Some years later, I spent several winters studying the winter ecology of ruffed grouse in northern Wisconsin. Ruffed grouse are a feathered teapot of a bird, which reside mainly in young northern (and Appalachian) forests. We occasionally see or hear them here in Columbia County. Being a non-migratory herbivore, they try to make a winter living by short, hurried bouts of tree-bud plucking interspersed with long periods sheltered in snow or evergreens. It is, in our eyes, a harried life, always balancing the need for food against the risks of predation and heat loss occasioned by the tree-top feeding forays.
We followed the lives of these birds by putting radio collars on them and then finding them weekly to record their habitat use and diet (via the droppings they left on flushing). Although this work was sometimes punctuated by the drama of a kill site, where hawk or fox filled their hungry belly, one of my most vivid memories is, instead, of the fine lunch spots a ruffed grouse could lead me to.
Midwinter in Wisconsin can be Cold, with temperatures regularly dipping to -25°F. At those temperatures, stopping for lunch during my grouse-seeking hikes was often not tempting, but the grouse would do their best to help me out. I remember one day when, having ploughed through deep snow and chill, I found a grouse resting on a wind-sheltered, south-facing slope being warmed by a low sun. Here was an unexpected spot of quiet comfort. How did the grouse find it? Did it “appreciate” its luck? Did it return there daily? I do not know; all I could do was project my own feelings of good fortune.
Most recently, we spent a few late-autumn days by the Atlantic. Hardly swimming weather, but the long sand beaches were nearly empty and the ocean lively. Seals bobbed in near-shore waves, casting curious glances at man and dog toying on the edge of their world. “Peeps” scurried on blurred legs along the fringes of the surf. And, although it took us a while to notice them, there were also more distant whales–here, a dorsal fin poking through the surface; there, a misty spout; and, occasionally, a colossal breach. However, the most obvious flag of whale activity was not the whale itself but its seabird entourage. The birds, it seemed, would come close to landing on the whale’s back as they hurriedly descended on its point of rising. This was probably not motivated by selfless friendship but rather hunger.

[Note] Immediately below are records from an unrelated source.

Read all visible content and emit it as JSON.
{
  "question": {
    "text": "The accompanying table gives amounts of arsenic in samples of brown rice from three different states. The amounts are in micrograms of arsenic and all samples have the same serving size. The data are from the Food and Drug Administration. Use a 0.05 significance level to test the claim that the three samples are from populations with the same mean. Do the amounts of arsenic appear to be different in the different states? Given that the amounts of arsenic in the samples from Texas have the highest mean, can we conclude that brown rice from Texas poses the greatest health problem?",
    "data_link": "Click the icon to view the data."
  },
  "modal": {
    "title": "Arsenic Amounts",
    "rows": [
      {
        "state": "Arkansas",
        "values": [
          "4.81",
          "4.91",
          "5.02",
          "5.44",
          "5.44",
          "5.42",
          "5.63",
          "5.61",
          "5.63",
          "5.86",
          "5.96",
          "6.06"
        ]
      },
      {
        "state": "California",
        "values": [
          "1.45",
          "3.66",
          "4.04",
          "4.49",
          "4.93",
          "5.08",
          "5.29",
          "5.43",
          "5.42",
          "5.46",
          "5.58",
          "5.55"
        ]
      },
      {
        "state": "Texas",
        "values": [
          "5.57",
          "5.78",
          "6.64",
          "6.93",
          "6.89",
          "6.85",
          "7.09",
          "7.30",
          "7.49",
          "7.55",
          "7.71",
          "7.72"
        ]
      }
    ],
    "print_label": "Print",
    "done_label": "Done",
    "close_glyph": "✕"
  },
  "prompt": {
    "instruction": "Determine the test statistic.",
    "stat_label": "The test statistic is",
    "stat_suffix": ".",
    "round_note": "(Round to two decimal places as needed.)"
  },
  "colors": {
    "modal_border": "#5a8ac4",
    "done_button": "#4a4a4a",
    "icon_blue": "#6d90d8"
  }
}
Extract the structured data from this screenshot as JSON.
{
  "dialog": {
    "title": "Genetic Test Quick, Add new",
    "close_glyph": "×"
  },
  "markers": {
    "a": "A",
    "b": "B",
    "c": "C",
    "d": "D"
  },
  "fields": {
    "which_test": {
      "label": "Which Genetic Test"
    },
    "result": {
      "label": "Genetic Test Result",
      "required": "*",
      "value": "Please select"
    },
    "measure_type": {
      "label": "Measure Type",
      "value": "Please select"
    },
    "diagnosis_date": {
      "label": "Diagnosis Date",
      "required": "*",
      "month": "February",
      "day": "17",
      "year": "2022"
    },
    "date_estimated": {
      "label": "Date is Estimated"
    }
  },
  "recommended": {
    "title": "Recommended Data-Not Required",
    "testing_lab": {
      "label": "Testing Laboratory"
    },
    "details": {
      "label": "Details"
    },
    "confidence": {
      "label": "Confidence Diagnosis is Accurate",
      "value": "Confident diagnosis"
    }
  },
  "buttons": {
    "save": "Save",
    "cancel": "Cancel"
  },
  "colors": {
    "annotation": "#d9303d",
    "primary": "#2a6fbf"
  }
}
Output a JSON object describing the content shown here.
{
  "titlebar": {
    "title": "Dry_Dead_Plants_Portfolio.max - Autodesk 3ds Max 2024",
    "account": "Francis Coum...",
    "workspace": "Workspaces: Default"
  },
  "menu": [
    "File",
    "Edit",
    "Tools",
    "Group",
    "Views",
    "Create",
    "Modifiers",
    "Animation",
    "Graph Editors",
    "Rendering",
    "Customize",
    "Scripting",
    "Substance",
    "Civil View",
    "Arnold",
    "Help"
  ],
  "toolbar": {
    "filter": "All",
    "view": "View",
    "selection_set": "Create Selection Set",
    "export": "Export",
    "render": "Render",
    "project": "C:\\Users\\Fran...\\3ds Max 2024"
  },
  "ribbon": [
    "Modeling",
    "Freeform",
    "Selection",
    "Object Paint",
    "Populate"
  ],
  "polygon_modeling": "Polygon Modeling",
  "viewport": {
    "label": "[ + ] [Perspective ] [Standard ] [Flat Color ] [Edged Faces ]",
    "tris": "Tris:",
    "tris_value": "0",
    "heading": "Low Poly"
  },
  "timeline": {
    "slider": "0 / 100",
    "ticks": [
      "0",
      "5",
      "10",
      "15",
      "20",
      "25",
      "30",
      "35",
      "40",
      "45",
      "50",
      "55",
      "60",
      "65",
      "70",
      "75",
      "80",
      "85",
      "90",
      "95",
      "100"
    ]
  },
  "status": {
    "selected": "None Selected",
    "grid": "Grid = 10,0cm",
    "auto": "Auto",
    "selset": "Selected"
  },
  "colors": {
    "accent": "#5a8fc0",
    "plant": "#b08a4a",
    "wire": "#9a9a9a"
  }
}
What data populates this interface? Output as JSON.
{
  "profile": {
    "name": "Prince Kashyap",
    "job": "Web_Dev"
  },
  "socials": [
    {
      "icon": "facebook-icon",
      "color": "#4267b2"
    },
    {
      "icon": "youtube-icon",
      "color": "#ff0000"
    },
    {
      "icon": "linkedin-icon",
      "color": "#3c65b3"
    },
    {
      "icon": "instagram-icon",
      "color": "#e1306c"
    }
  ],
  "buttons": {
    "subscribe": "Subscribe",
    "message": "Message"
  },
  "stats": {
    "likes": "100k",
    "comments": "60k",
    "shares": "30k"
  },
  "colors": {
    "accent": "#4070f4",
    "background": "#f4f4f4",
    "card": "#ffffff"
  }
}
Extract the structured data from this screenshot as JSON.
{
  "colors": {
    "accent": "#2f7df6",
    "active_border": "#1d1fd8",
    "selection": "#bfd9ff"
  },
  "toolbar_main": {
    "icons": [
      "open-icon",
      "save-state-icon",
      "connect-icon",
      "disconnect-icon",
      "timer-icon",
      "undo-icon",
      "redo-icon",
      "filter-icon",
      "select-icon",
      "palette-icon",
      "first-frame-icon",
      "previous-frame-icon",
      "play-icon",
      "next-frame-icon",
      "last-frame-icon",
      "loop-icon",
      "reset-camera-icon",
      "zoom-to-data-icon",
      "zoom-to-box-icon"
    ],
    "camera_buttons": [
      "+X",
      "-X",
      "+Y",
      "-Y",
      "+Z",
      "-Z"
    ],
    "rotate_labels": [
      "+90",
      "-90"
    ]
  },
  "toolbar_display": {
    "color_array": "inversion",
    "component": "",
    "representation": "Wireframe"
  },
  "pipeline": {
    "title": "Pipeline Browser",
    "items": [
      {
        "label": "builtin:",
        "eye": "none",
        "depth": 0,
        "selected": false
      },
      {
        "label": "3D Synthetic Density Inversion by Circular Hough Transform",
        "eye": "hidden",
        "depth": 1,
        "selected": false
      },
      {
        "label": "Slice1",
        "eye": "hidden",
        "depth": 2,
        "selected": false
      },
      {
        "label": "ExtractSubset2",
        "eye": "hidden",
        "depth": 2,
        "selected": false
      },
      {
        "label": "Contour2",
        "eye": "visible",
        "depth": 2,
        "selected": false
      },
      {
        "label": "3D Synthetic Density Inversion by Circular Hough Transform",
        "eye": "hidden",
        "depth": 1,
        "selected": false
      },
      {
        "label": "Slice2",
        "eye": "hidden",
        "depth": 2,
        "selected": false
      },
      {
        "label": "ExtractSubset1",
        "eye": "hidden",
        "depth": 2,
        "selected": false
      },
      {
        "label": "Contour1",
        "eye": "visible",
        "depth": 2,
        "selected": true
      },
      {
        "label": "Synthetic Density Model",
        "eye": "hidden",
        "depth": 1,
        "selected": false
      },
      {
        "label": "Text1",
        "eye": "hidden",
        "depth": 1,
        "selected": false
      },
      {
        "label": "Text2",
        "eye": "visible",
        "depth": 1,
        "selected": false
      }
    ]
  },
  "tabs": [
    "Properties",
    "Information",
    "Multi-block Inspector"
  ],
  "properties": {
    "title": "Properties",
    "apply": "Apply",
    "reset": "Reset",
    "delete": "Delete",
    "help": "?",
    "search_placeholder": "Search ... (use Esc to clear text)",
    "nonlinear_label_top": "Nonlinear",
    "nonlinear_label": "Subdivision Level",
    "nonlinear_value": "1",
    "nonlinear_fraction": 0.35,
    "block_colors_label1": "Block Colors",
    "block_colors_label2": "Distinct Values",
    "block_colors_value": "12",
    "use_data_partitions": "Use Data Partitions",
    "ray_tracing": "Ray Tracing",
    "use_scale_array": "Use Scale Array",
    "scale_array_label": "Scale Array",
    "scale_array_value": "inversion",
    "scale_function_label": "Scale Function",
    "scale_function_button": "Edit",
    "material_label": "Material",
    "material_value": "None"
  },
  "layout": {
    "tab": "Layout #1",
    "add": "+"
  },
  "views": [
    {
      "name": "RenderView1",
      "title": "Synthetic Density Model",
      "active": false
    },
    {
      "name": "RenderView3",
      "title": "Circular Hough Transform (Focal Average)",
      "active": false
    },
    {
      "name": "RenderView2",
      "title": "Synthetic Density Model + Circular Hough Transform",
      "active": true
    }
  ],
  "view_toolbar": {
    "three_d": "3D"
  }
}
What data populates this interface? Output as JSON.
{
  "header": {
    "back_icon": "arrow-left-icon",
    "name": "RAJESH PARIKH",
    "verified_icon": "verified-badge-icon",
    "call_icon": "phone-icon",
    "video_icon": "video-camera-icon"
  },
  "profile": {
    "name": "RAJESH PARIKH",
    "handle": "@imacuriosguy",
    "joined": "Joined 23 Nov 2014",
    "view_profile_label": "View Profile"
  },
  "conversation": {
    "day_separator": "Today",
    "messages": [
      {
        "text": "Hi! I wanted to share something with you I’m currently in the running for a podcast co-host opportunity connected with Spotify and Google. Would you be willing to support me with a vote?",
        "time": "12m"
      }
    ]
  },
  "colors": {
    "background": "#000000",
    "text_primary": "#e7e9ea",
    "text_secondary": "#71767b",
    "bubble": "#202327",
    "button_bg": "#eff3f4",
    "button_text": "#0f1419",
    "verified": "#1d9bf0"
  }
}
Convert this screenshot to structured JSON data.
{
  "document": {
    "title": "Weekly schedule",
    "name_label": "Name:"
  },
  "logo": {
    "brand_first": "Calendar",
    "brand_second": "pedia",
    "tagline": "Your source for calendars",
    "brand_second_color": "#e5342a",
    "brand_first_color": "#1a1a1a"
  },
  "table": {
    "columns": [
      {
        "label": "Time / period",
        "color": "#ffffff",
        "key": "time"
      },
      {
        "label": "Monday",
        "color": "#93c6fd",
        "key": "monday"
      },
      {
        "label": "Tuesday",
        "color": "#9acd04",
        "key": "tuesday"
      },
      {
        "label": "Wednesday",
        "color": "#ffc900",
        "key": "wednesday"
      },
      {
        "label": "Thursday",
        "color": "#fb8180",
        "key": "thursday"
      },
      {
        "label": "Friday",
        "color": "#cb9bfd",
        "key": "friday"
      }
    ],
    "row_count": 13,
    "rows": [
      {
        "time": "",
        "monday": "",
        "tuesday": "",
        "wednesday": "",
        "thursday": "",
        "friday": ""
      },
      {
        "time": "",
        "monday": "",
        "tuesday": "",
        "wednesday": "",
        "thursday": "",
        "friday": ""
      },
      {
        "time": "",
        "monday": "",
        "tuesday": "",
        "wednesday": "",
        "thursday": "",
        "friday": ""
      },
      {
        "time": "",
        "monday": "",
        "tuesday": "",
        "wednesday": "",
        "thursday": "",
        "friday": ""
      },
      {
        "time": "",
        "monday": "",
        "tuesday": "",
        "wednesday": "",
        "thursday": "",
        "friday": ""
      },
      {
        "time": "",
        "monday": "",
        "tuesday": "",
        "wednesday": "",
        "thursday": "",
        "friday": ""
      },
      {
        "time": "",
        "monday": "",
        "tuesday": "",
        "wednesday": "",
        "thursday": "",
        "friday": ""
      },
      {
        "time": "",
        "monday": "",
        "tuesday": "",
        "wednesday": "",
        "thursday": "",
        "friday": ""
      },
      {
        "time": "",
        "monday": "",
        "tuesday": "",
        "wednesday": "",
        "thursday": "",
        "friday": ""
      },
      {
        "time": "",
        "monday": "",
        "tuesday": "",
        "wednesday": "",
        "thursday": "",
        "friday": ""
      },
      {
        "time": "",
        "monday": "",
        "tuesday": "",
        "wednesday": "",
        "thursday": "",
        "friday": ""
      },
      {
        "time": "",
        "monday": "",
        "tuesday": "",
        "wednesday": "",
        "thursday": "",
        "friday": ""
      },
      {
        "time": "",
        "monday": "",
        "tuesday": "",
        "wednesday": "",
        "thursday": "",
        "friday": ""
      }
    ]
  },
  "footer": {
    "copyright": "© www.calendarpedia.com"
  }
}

The whales were probably driving small prey to the surface, Perhaps through so-called bubble net feeding. Rising through the bubbles, they would grab their own great mouthful but leave many confused prey for their avian followers. This gentle, loose whale rhythm of dive–rise–feed–dive seemed to slowly drift away from us, accompanied by its flock of observant birds.
Are the whales conscious of the birds they feed? Is breaching a whale’s laugh or does it have some calculated functioned? What does a whale feel as it dives below the surface–unease or peace? Or, rather, does it just day dream? Whales are perhaps one the most fitting symbols of the animal unknown. So large, so apparently complex and yet often so hidden by, literally, fathoms of privacy.
During these days of what are, in some ways, our most animated holidays, these festivals of being alive, perhaps we can spare thoughts not only for the lives of other humans, but also for the lives of other animals. Perhaps we can feel not just concerned compassion but also, and perhaps primarily, wonder at the tantalizing ties that bind our being to that of the wandering shrew, the lolling grouse or the breaching whale. May we celebrate our oneness while walking consciously in its mystery.
All of us here at the Hawthorne Valley Farmscape Ecology Program wish you joyful holidays and a peaceful, healthy and fulfilling 2017.